O último em que garras tão afiadas descansavam juntas antes de se prepararem para autônomas caças, buscas inteiras por aquilo que era único e não mais por aquilo que era comum – mesmo que o comum fosse comum a dois ainda era comum.


Enquanto as torradas eram devoradas, os ovos esfriavam no canto dos pratos, “I can't quit you baby” tocava desesperadamente no som estritamente imparcial de Mateus, a voz nervosa de Robert Plant deixava o calor espantado daquele ar que era apenas ali respirado por aqueles dois revirado, as últimas forças eram afinal reguladas pela quantidade de movimentos contra a guitarra, o peso dos braços de Mateus pesavam ainda com mais uma atitude revoltada do que antes já que sim, o calor que não era algo natural daquele lugar reverenciava a todos com seu grande poder de manter olhares e sirenes a postos, desejos e verdadeiras vontades intermináveis a prova. E era isso que acontecia, Érica respirava dentro do seu tempo enquanto percebia que o peso também reafirmava seu poder sobre ela. O suor era inevitável. O que restava era aqueles que haviam feito um pacto silencioso, um pacto que renunciava, esperando talvez por uma reforma em suas formas de ver o outro, mas nunca que algum pedido assim tão vão e tão marcado por revolta seria atendido – era fato.
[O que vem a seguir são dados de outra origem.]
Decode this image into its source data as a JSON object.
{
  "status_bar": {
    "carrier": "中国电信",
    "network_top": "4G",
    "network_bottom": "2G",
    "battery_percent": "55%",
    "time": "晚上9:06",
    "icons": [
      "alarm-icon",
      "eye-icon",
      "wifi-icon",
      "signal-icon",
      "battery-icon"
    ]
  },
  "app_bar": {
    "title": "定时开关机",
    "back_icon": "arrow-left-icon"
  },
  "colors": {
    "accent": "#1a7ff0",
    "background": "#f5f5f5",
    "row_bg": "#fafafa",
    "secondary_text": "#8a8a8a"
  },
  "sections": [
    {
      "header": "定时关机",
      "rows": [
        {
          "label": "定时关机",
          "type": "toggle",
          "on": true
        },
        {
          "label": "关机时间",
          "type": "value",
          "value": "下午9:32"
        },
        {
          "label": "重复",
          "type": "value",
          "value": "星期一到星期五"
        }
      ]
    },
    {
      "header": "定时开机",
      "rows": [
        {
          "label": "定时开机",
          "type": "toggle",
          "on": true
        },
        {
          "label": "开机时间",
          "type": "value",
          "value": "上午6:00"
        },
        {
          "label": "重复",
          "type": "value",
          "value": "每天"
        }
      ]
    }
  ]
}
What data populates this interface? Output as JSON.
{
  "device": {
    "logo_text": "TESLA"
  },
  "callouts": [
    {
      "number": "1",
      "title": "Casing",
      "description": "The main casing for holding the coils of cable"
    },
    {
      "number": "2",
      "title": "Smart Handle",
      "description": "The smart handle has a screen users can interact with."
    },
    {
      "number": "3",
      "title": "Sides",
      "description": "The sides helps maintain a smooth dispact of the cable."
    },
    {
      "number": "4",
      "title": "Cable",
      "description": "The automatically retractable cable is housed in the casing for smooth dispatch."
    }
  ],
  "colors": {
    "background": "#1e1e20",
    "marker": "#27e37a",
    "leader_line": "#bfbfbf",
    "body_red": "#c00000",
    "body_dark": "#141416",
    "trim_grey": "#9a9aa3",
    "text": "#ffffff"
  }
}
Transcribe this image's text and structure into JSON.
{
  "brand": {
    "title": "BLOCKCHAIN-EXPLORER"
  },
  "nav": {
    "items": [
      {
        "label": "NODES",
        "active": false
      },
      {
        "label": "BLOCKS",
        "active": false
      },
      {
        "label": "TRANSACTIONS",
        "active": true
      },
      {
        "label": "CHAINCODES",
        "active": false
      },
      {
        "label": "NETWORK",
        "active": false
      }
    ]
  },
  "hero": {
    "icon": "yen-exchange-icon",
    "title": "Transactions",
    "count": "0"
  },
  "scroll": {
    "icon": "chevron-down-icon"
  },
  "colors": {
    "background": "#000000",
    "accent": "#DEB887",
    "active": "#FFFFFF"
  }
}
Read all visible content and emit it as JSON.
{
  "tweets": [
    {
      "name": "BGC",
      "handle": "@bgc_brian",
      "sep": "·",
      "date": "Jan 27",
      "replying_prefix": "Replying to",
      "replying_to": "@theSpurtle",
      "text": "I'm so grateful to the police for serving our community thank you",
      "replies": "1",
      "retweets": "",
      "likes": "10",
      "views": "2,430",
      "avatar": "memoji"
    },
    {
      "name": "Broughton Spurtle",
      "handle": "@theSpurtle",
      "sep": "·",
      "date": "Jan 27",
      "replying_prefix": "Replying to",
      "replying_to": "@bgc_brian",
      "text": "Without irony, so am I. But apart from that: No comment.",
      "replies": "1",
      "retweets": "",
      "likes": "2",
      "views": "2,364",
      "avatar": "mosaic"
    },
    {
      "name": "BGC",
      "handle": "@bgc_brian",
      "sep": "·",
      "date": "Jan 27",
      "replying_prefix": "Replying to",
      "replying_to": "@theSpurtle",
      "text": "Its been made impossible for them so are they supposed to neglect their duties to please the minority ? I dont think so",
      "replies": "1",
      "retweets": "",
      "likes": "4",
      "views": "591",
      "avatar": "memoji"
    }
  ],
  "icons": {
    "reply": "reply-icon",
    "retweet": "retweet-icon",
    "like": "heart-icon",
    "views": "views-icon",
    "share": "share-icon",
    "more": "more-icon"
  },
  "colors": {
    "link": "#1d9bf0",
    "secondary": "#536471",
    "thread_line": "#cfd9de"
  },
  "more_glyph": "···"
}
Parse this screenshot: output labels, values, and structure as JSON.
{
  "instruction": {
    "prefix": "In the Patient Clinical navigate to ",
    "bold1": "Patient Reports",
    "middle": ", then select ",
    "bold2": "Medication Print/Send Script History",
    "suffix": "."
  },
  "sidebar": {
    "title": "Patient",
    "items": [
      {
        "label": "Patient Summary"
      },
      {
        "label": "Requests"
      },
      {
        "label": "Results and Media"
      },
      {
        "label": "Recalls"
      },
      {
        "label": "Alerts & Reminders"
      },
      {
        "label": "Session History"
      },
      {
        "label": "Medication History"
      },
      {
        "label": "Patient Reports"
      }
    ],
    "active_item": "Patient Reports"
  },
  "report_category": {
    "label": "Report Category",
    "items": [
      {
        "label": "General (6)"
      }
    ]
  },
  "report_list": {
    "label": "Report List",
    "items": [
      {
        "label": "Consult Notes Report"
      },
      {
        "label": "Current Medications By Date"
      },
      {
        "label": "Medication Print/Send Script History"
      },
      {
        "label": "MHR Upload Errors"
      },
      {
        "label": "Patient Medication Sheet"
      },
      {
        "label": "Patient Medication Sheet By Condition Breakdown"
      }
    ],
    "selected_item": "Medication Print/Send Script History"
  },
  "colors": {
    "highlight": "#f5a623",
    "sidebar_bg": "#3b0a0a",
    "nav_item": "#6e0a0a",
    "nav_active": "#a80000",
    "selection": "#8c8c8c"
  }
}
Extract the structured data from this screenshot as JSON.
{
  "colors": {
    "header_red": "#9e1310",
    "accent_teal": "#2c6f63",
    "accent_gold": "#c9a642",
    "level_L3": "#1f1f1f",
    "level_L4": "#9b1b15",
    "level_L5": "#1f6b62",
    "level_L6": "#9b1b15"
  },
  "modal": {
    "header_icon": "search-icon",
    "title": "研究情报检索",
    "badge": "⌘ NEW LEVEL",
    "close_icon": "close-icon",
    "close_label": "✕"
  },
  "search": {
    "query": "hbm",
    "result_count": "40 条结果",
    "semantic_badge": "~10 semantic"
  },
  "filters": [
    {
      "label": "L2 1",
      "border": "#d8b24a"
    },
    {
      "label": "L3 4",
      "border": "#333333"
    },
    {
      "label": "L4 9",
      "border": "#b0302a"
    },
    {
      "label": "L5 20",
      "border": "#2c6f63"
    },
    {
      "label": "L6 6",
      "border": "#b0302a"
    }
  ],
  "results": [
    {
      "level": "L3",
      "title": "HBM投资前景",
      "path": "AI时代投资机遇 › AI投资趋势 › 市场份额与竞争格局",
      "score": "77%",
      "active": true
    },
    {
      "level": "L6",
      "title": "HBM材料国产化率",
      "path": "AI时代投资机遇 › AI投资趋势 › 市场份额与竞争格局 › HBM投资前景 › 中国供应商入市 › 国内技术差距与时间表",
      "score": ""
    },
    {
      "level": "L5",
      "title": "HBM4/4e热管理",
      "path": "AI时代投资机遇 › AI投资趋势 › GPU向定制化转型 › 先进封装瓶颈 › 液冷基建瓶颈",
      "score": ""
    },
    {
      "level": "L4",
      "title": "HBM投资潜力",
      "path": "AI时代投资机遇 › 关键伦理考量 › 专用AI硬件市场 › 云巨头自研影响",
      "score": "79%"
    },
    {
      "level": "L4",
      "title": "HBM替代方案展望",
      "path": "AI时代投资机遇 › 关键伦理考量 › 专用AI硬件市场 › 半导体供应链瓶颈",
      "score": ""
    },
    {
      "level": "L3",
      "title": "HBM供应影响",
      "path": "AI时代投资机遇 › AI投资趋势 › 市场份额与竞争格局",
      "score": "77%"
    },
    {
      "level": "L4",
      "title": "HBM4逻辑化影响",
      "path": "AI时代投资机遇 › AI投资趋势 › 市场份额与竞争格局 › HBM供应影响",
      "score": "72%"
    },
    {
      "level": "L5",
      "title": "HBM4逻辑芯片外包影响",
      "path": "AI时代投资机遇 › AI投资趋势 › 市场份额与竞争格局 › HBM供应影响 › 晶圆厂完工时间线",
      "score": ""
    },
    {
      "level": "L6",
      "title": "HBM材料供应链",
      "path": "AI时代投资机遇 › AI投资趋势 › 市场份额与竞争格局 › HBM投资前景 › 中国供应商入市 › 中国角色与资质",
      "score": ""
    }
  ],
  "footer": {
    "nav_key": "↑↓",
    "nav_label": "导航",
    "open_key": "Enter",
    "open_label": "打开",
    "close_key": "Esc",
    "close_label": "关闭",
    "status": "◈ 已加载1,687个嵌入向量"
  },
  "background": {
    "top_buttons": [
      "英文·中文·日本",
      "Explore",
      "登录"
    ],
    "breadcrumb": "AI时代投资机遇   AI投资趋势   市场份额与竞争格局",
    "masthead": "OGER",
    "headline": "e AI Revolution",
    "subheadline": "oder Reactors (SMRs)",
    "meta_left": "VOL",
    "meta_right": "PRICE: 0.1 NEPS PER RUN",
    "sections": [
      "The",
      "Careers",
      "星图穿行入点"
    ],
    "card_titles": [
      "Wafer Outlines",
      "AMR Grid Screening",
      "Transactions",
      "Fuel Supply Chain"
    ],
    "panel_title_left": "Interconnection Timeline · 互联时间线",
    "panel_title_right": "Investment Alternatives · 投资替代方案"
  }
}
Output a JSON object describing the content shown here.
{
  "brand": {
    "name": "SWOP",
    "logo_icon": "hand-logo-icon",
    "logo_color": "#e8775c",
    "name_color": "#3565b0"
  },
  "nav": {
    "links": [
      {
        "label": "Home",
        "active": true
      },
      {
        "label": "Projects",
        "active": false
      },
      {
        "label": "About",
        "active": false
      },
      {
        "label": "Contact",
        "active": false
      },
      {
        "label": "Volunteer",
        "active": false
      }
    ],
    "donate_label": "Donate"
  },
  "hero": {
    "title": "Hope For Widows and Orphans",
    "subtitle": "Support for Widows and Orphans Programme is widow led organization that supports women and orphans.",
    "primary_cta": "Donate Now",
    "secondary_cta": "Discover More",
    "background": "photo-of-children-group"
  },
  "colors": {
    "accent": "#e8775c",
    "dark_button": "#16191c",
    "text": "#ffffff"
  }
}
Mateus aceitava, mas não seria assim tão fácil admitir.


Os tremendos toques eram sempre acompanhados de faíscas das mais coloridas. Era verão. Que aquilo significasse qualquer coisa que fosse, não faria diferença, Érica que repentinamente se largava na cadeira que talvez estivesse ali há muito mais tempo do que ela tinha de vida, se deixava desatenta a sua própria postura, a vontade era de se expandir desastrosamente ao cabo do seu instinto mas não esperava o mesmo de Mateus que, sem falar muito – como havia de ser – refletia sem entoar palavras quaisquer, sentimentos indefinidos por sua canalização já automática, aprendera desde sempre a não dar nomes ao que sentia, e era assim que fazia.


O dia corria como quem corre do tempo.